En conclusion, pour un théoricien, la contradiction ou l'indétermination est un motif de rejet d'une théorie. La fausseté, par contre, est bien sûr embarrassante, mais supportable jusqu'à un certain point.

Je passe ensuite à l'individu ordinaire ou aux hommes politiques dans une discussion publique. Pour ces personnes, l'enjeu n'est plus théorique mais pratique. Leur but n'est pas de développer des théories morales, mais de suivre les règles de la vraie justice et de la vraie morale. Pour cette raison, la vérité passe avant tout, et la contradiction logique, elle, n'est pas aussi gênante que pour le philosophe. Pourtant, la contradiction est quand même gênante pour l'individu ordinaire, puisqu'elle révèle que ses convictions morales sont en partie fausse. Mais il faut discuter ceci plus en détail.
Partons d'un exemple d'actualité. Pour des raisons morales diverses, pas vraiment explicitées, mais qu'on devine liées à ce que Ogien appelle le paternalisme (à savoir le désir de protéger les individus du mal contre leur propre consentement), la France vient de pénaliser l'achat de prestations sexuelles, dorénavant passible d'une contravention pour le client. Admettons sans discuter que cela soit en effet une très mauvaise chose de payer ce genre de services, parce que l'amour devrait être gratuit et non pas une marchandise échangeable, et parce que les femmes devraient être protégées contre les désirs sans frein des hommes. Or, la loi n'a pas interdit le fait de rémunérer des actrices pornographiques qui réalisent des films dans lesquelles elles se livrent à des actes sexuels. Au contraire, on peut même supposer que la loi protège ces actrices contre le fait de travailler sans être payé (ce qui serait de l'esclavage, et un non-respect du contrat de travail). En résumé, la loi interdit un homme de payer une prostituée pour avoir une relation sexuelle, mais la loi autorise un homme à payer une prostituée pour avoir une relation sexuelle, à la condition qu'une caméra filme cette relation, et que ce film soit ensuite diffusé. J'imagine que tout le monde admettra que la présence d'une caméra, dans ce contexte, ne change absolument pas la valeur morale de l'acte. Si payer pour avoir du sexe est mal, alors c'est mal avec ou sans caméra. Inversement, si payer pour avoir du sexe est acceptable, alors c'est acceptable avec ou sans caméra. La caméra ne peut rien changer du tout à la valeur morale. Or, le député en a décidé autrement. Avec caméra, on peut payer pour avoir du sexe. Sans caméra, c'est impossible. Inutile d'ajouter que c'est une contradiction flagrante.

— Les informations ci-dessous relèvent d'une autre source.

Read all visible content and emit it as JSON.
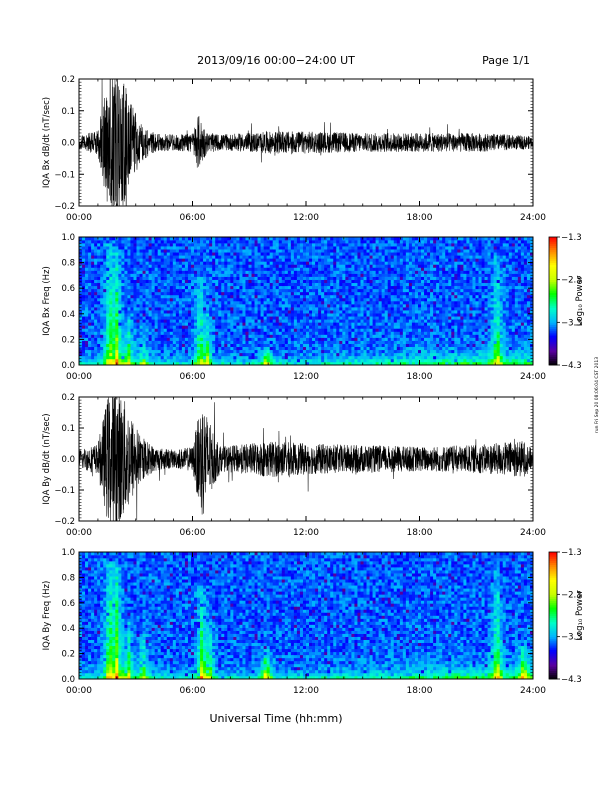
{
  "header": {
    "title": "2013/09/16  00:00−24:00 UT",
    "page": "Page 1/1"
  },
  "footer": {
    "xlabel": "Universal Time (hh:mm)"
  },
  "side_note": "run Fri Sep 20 08:06:04 CST 2013",
  "chart_data": [
    {
      "type": "line",
      "ylabel": "IQA Bx dB/dt (nT/sec)",
      "xlim": [
        "00:00",
        "24:00"
      ],
      "xticks": [
        "00:00",
        "06:00",
        "12:00",
        "18:00",
        "24:00"
      ],
      "ylim": [
        -0.2,
        0.2
      ],
      "yticks": [
        "−0.2",
        "−0.1",
        "0.0",
        "0.1",
        "0.2"
      ],
      "envelope": {
        "hours": [
          0,
          1,
          1.5,
          1.8,
          2.2,
          2.8,
          3.3,
          4,
          5,
          6,
          6.3,
          6.8,
          7.5,
          9,
          10,
          12,
          15,
          18,
          21,
          24
        ],
        "amplitude": [
          0.02,
          0.04,
          0.2,
          0.25,
          0.22,
          0.12,
          0.06,
          0.03,
          0.025,
          0.03,
          0.09,
          0.03,
          0.025,
          0.03,
          0.035,
          0.035,
          0.03,
          0.03,
          0.03,
          0.02
        ]
      }
    },
    {
      "type": "heatmap",
      "ylabel": "IQA Bx Freq (Hz)",
      "xlim": [
        "00:00",
        "24:00"
      ],
      "xticks": [
        "00:00",
        "06:00",
        "12:00",
        "18:00",
        "24:00"
      ],
      "ylim": [
        0,
        1.0
      ],
      "yticks": [
        "0.0",
        "0.2",
        "0.4",
        "0.6",
        "0.8",
        "1.0"
      ],
      "colorbar": {
        "label": "Log₁₀ Power",
        "ticks": [
          "−1.3",
          "−2.3",
          "−3.3",
          "−4.3"
        ],
        "range": [
          -4.3,
          -1.3
        ],
        "colors": [
          "#000000",
          "#5a00a0",
          "#0000ff",
          "#00b4ff",
          "#00ffc8",
          "#00ff00",
          "#c8ff00",
          "#ffff00",
          "#ff8c00",
          "#ff0000"
        ]
      },
      "background": "#1e28c8",
      "features": [
        {
          "hour": 1.6,
          "freq_max": 0.95,
          "intensity": 0.55
        },
        {
          "hour": 2.0,
          "freq_max": 0.9,
          "intensity": 0.5
        },
        {
          "hour": 2.6,
          "freq_max": 0.4,
          "intensity": 0.45
        },
        {
          "hour": 3.4,
          "freq_max": 0.3,
          "intensity": 0.35
        },
        {
          "hour": 6.4,
          "freq_max": 0.7,
          "intensity": 0.45
        },
        {
          "hour": 6.8,
          "freq_max": 0.4,
          "intensity": 0.35
        },
        {
          "hour": 9.9,
          "freq_max": 0.15,
          "intensity": 0.5
        },
        {
          "hour": 22.1,
          "freq_max": 0.85,
          "intensity": 0.45
        }
      ]
    },
    {
      "type": "line",
      "ylabel": "IQA By dB/dt (nT/sec)",
      "xlim": [
        "00:00",
        "24:00"
      ],
      "xticks": [
        "00:00",
        "06:00",
        "12:00",
        "18:00",
        "24:00"
      ],
      "ylim": [
        -0.2,
        0.2
      ],
      "yticks": [
        "−0.2",
        "−0.1",
        "0.0",
        "0.1",
        "0.2"
      ],
      "envelope": {
        "hours": [
          0,
          1,
          1.5,
          1.8,
          2.2,
          2.8,
          3.3,
          4,
          5,
          6,
          6.5,
          6.9,
          7.5,
          9,
          10,
          12,
          15,
          18,
          21,
          23.5,
          24
        ],
        "amplitude": [
          0.03,
          0.05,
          0.2,
          0.25,
          0.22,
          0.14,
          0.07,
          0.04,
          0.03,
          0.04,
          0.2,
          0.12,
          0.04,
          0.05,
          0.06,
          0.05,
          0.045,
          0.04,
          0.045,
          0.06,
          0.03
        ]
      }
    },
    {
      "type": "heatmap",
      "ylabel": "IQA By Freq (Hz)",
      "xlim": [
        "00:00",
        "24:00"
      ],
      "xticks": [
        "00:00",
        "06:00",
        "12:00",
        "18:00",
        "24:00"
      ],
      "ylim": [
        0,
        1.0
      ],
      "yticks": [
        "0.0",
        "0.2",
        "0.4",
        "0.6",
        "0.8",
        "1.0"
      ],
      "colorbar": {
        "label": "Log₁₀ Power",
        "ticks": [
          "−1.3",
          "−2.3",
          "−3.3",
          "−4.3"
        ],
        "range": [
          -4.3,
          -1.3
        ],
        "colors": [
          "#000000",
          "#5a00a0",
          "#0000ff",
          "#00b4ff",
          "#00ffc8",
          "#00ff00",
          "#c8ff00",
          "#ffff00",
          "#ff8c00",
          "#ff0000"
        ]
      },
      "background": "#1e28c8",
      "features": [
        {
          "hour": 1.6,
          "freq_max": 0.95,
          "intensity": 0.6
        },
        {
          "hour": 2.0,
          "freq_max": 0.9,
          "intensity": 0.55
        },
        {
          "hour": 2.6,
          "freq_max": 0.45,
          "intensity": 0.5
        },
        {
          "hour": 3.4,
          "freq_max": 0.35,
          "intensity": 0.4
        },
        {
          "hour": 6.5,
          "freq_max": 0.75,
          "intensity": 0.5
        },
        {
          "hour": 6.9,
          "freq_max": 0.45,
          "intensity": 0.4
        },
        {
          "hour": 9.9,
          "freq_max": 0.25,
          "intensity": 0.6
        },
        {
          "hour": 22.1,
          "freq_max": 0.85,
          "intensity": 0.5
        },
        {
          "hour": 23.5,
          "freq_max": 0.3,
          "intensity": 0.45
        }
      ]
    }
  ]
}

Faut-il que le député avoue qu'il subit différentes pressions de différents publics, et qu'il lui fallait faire une loi pour faire plaisir aux petits commerçants qui détestent voir le défilé des demoiselles dans leur rue, sans pour autant fâcher le secteur de l'industrie des films pornographiques? Sans doute, oui. Mais admettons que le but du député ne soit pas de faire une loi hypocrite visant seulement à satisfaire les lobbys, mais une véritable loi qui vise le bien moral et la justice. Pourrait-il alors défendre sincèrement sa loi, alors que nous venons de lui montrer qu'il semble manifestement se contredire ?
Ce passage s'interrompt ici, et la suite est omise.